Là, Lucien expliqua la situation de Coralie, à voix basse et en parlant à l'oreille du marchand de soieries, qui put entendre les palpitations du poète humilié. Il n'était pas dans les intentions de Camusot que Coralie éprouvât une chute. En écoutant, le négociant regardait les signatures et sourit, il était Juge au Tribunal de commerce, il connaissait la situation des libraires. Il donna quatre mille cinq cents francs à Lucien, à la condition de mettre dans son endos

valeur reçue en soieries

. Lucien alla sur-le-champ voir Braulard et fit très-bien les choses avec lui pour assurer à Coralie un beau succès. Braulard promit de venir et vint à la répétition générale afin de convenir des endroits où ses romains déploieraient leurs battoirs de chair, et enlèveraient le succès. Lucien remit le reste de son argent à Coralie en lui cachant sa démarche auprès de Camusot; il calma les inquiétudes de l'actrice et de Bérénice, qui déjà ne savaient comment faire aller le ménage. Martinville, un des hommes de ce temps qui connaissaient le mieux le théâtre, était venu plusieurs fois faire répéter le rôle de Coralie. Lucien avait obtenu de plusieurs rédacteurs royalistes la promesse d'articles favorables, il ne soupçonnait donc pas le malheur. La veille du début de Coralie, il arriva quelque chose de funeste à Lucien. Le livre de d'Arthez avait paru. Le rédacteur en chef du journal d'Hector Merlin donna l'ouvrage à Lucien comme à l'homme le plus capable d'en rendre compte: il devait sa fatale réputation en ce genre aux articles qu'il avait faits sur Nathan.

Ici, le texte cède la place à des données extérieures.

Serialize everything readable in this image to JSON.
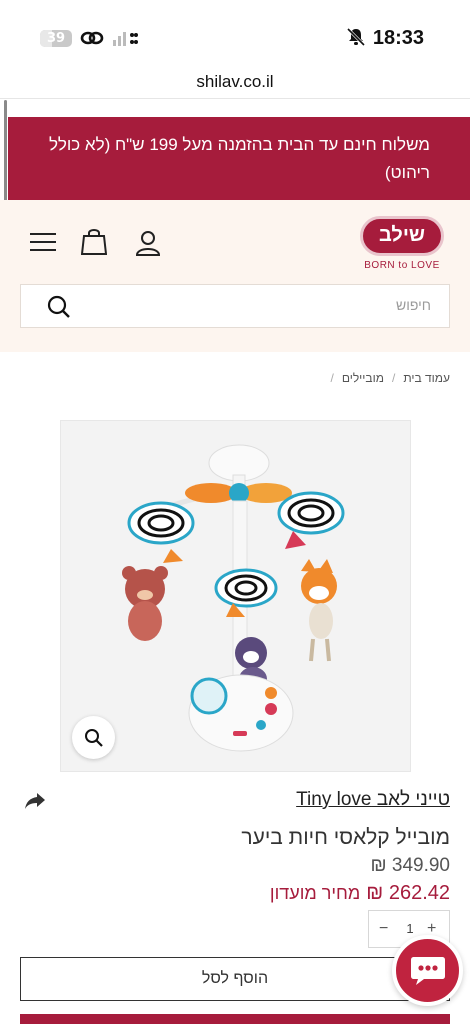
{
  "status_bar": {
    "time": "18:33",
    "battery_level": "39",
    "battery_fraction": 0.39
  },
  "browser": {
    "url": "shilav.co.il"
  },
  "promo": {
    "text": "משלוח חינם עד הבית בהזמנה מעל 199 ש\"ח (לא כולל ריהוט)"
  },
  "header": {
    "logo_text": "שילב",
    "logo_tagline": "BORN to LOVE",
    "icons": [
      "menu-icon",
      "bag-icon",
      "user-icon"
    ]
  },
  "search": {
    "placeholder": "חיפוש"
  },
  "breadcrumb": {
    "items": [
      "עמוד בית",
      "מוביילים"
    ]
  },
  "product": {
    "brand": "טייני לאב Tiny love",
    "title": "מובייל קלאסי חיות ביער",
    "price": "349.90 ₪",
    "club_price_value": "262.42 ₪",
    "club_price_label": "מחיר מועדון",
    "quantity": "1",
    "qty_minus": "−",
    "qty_plus": "+",
    "add_to_cart": "הוסף לסל"
  },
  "colors": {
    "brand": "#a61c3c",
    "header_bg": "#fdf5ef"
  }
}
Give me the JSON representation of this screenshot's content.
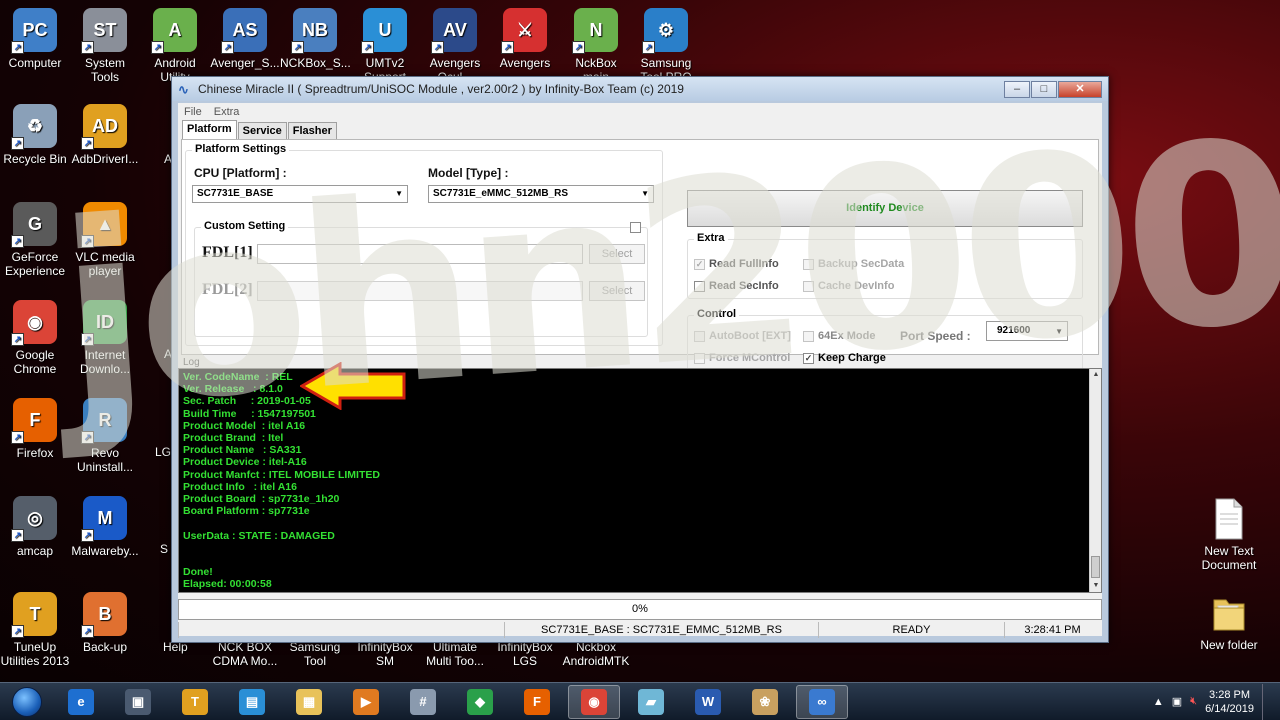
{
  "desktop_icons_left": [
    {
      "label": "Computer",
      "color": "#3f7fc8",
      "glyph": "PC"
    },
    {
      "label": "System Tools",
      "color": "#8a8f99",
      "glyph": "ST"
    },
    {
      "label": "Android\nUtility",
      "color": "#6ab04c",
      "glyph": "A"
    },
    {
      "label": "Avenger_S...",
      "color": "#3a6fb8",
      "glyph": "AS"
    },
    {
      "label": "NCKBox_S...",
      "color": "#4a7fbf",
      "glyph": "NB"
    },
    {
      "label": "UMTv2\nSupport",
      "color": "#2a8fd6",
      "glyph": "U"
    },
    {
      "label": "Avengers\nOcul...",
      "color": "#2c4a8a",
      "glyph": "AV"
    },
    {
      "label": "Avengers",
      "color": "#d63030",
      "glyph": "⚔"
    },
    {
      "label": "NckBox main",
      "color": "#6ab04c",
      "glyph": "N"
    },
    {
      "label": "Samsung\nTool PRO",
      "color": "#2a7fc9",
      "glyph": "⚙"
    }
  ],
  "desktop_icons_col1": [
    {
      "label": "Recycle Bin",
      "color": "#8aa0b8",
      "glyph": "♻"
    },
    {
      "label": "GeForce\nExperience",
      "color": "#5a5a5a",
      "glyph": "G"
    },
    {
      "label": "Google\nChrome",
      "color": "#db4437",
      "glyph": "◉"
    },
    {
      "label": "Firefox",
      "color": "#e66000",
      "glyph": "F"
    },
    {
      "label": "amcap",
      "color": "#555e6a",
      "glyph": "◎"
    },
    {
      "label": "TuneUp\nUtilities 2013",
      "color": "#e0a020",
      "glyph": "T"
    }
  ],
  "desktop_icons_col2": [
    {
      "label": "AdbDriverI...",
      "color": "#e0a020",
      "glyph": "AD"
    },
    {
      "label": "VLC media\nplayer",
      "color": "#f08a00",
      "glyph": "▲"
    },
    {
      "label": "Internet\nDownlo...",
      "color": "#3aa04a",
      "glyph": "ID"
    },
    {
      "label": "Revo\nUninstall...",
      "color": "#3a7fc0",
      "glyph": "R"
    },
    {
      "label": "Malwareby...",
      "color": "#1a5ac8",
      "glyph": "M"
    },
    {
      "label": "Back-up",
      "color": "#e07030",
      "glyph": "B"
    }
  ],
  "desktop_icons_col3_partial": [
    "A",
    "A",
    "LG",
    "S",
    "Help"
  ],
  "desktop_bottom_labels": [
    "NCK BOX\nCDMA Mo...",
    "Samsung\nTool",
    "InfinityBox\nSM",
    "Ultimate\nMulti Too...",
    "InfinityBox\nLGS",
    "Nckbox\nAndroidMTK"
  ],
  "right_icons": [
    {
      "label": "New Text\nDocument"
    },
    {
      "label": "New folder"
    }
  ],
  "window": {
    "title": "Chinese Miracle II ( Spreadtrum/UniSOC Module , ver2.00r2 ) by Infinity-Box Team (c) 2019",
    "buttons": {
      "minimize": "–",
      "maximize": "□",
      "close": "✕"
    },
    "menu": [
      "File",
      "Extra"
    ],
    "tabs": [
      "Platform",
      "Service",
      "Flasher"
    ],
    "platform_settings": {
      "title": "Platform Settings",
      "cpu_label": "CPU [Platform] :",
      "cpu_value": "SC7731E_BASE",
      "model_label": "Model [Type] :",
      "model_value": "SC7731E_eMMC_512MB_RS"
    },
    "custom_setting": {
      "title": "Custom Setting",
      "fdl1_label": "FDL[1]",
      "fdl2_label": "FDL[2]",
      "select_label": "Select"
    },
    "identify_button": "Identify Device",
    "extra": {
      "title": "Extra",
      "read_fullinfo": "Read FullInfo",
      "backup_secdata": "Backup SecData",
      "read_secinfo": "Read SecInfo",
      "cache_devinfo": "Cache DevInfo"
    },
    "control": {
      "title": "Control",
      "autoboot": "AutoBoot [EXT]",
      "mode_64ex": "64Ex Mode",
      "port_speed_label": "Port Speed :",
      "port_speed_value": "921600",
      "force_mcontrol": "Force MControl",
      "keep_charge": "Keep Charge"
    },
    "log_label": "Log",
    "log_lines": [
      "Ver. CodeName  : REL",
      "Ver. Release   : 8.1.0",
      "Sec. Patch     : 2019-01-05",
      "Build Time     : 1547197501",
      "Product Model  : itel A16",
      "Product Brand  : Itel",
      "Product Name   : SA331",
      "Product Device : itel-A16",
      "Product Manfct : ITEL MOBILE LIMITED",
      "Product Info   : itel A16",
      "Product Board  : sp7731e_1h20",
      "Board Platform : sp7731e",
      "",
      "UserData : STATE : DAMAGED",
      "",
      "",
      "Done!",
      "Elapsed: 00:00:58"
    ],
    "progress_text": "0%",
    "progress_value": 0,
    "status": {
      "platform": "SC7731E_BASE : SC7731E_EMMC_512MB_RS",
      "state": "READY",
      "time": "3:28:41 PM"
    }
  },
  "watermark": "john2000",
  "taskbar": {
    "items": [
      {
        "name": "internet-explorer",
        "color": "#1e6fd0",
        "glyph": "e"
      },
      {
        "name": "app-2",
        "color": "#4a5a70",
        "glyph": "▣"
      },
      {
        "name": "tuneup",
        "color": "#e0a020",
        "glyph": "T"
      },
      {
        "name": "toolbox",
        "color": "#2a8fd6",
        "glyph": "▤"
      },
      {
        "name": "explorer",
        "color": "#e8c25a",
        "glyph": "▦"
      },
      {
        "name": "media",
        "color": "#e07a20",
        "glyph": "▶"
      },
      {
        "name": "calculator",
        "color": "#8a9aae",
        "glyph": "#"
      },
      {
        "name": "network",
        "color": "#2aa04a",
        "glyph": "◆"
      },
      {
        "name": "firefox",
        "color": "#e66000",
        "glyph": "F"
      },
      {
        "name": "chrome",
        "color": "#db4437",
        "glyph": "◉"
      },
      {
        "name": "notes",
        "color": "#6fb7d6",
        "glyph": "▰"
      },
      {
        "name": "word",
        "color": "#2a5bb0",
        "glyph": "W"
      },
      {
        "name": "paint",
        "color": "#c8a060",
        "glyph": "❀"
      },
      {
        "name": "infinity",
        "color": "#3a7ad0",
        "glyph": "∞"
      }
    ],
    "clock_time": "3:28 PM",
    "clock_date": "6/14/2019"
  }
}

Il y avait du monde au bureau, tous les rédacteurs s'y trouvaient. Martinville y était venu s'entendre sur un point de la polémique générale adoptée par les journaux royalistes contre les journaux libéraux. Nathan, Merlin, tous les collaborateurs du

Réveil

 s'y entretenaient de l'influence du journal semi-hebdomadaire de Léon Giraud, influence d'autant plus pernicieuse que le langage en était prudent, sage et modéré. On commençait à parler du Cénacle de la rue des Quatre-Vents, on l'appelait une Convention. Il avait été décidé que les journaux royalistes feraient une guerre à mort et systématique à ces dangereux adversaires, qui devinrent en effet les metteurs en œuvre de la Doctrine, cette fatale secte qui renversa les Bourbons, dès le jour où la plus mesquine des vengeances amena le plus brillant écrivain royaliste à s'allier avec elle. D'Arthez, dont les opinions absolutistes étaient inconnues, enveloppé dans l'anathème prononcé sur le Cénacle, allait être la première victime. Son livre devait être

échiné

, selon le mot classique. Lucien refusa de faire l'article. Ce refus excita le plus violent scandale parmi les hommes considérables du parti royaliste venus à ce rendez-vous. On déclara nettement à Lucien qu'un nouveau converti n'avait pas de volonté; s'il ne lui convenait pas d'appartenir à la monarchie et à la religion, il pouvait retourner à son premier camp: Merlin et Martinville le prirent à part et lui firent amicalement observer qu'il livrait Coralie à la haine que les journaux libéraux lui avaient vouée, et qu'elle n'aurait plus les journaux royalistes et ministériels pour se défendre. L'actrice allait donner lieu sans doute à une polémique ardente qui lui vaudrait cette renommée après laquelle soupirent toutes les femmes de théâtre.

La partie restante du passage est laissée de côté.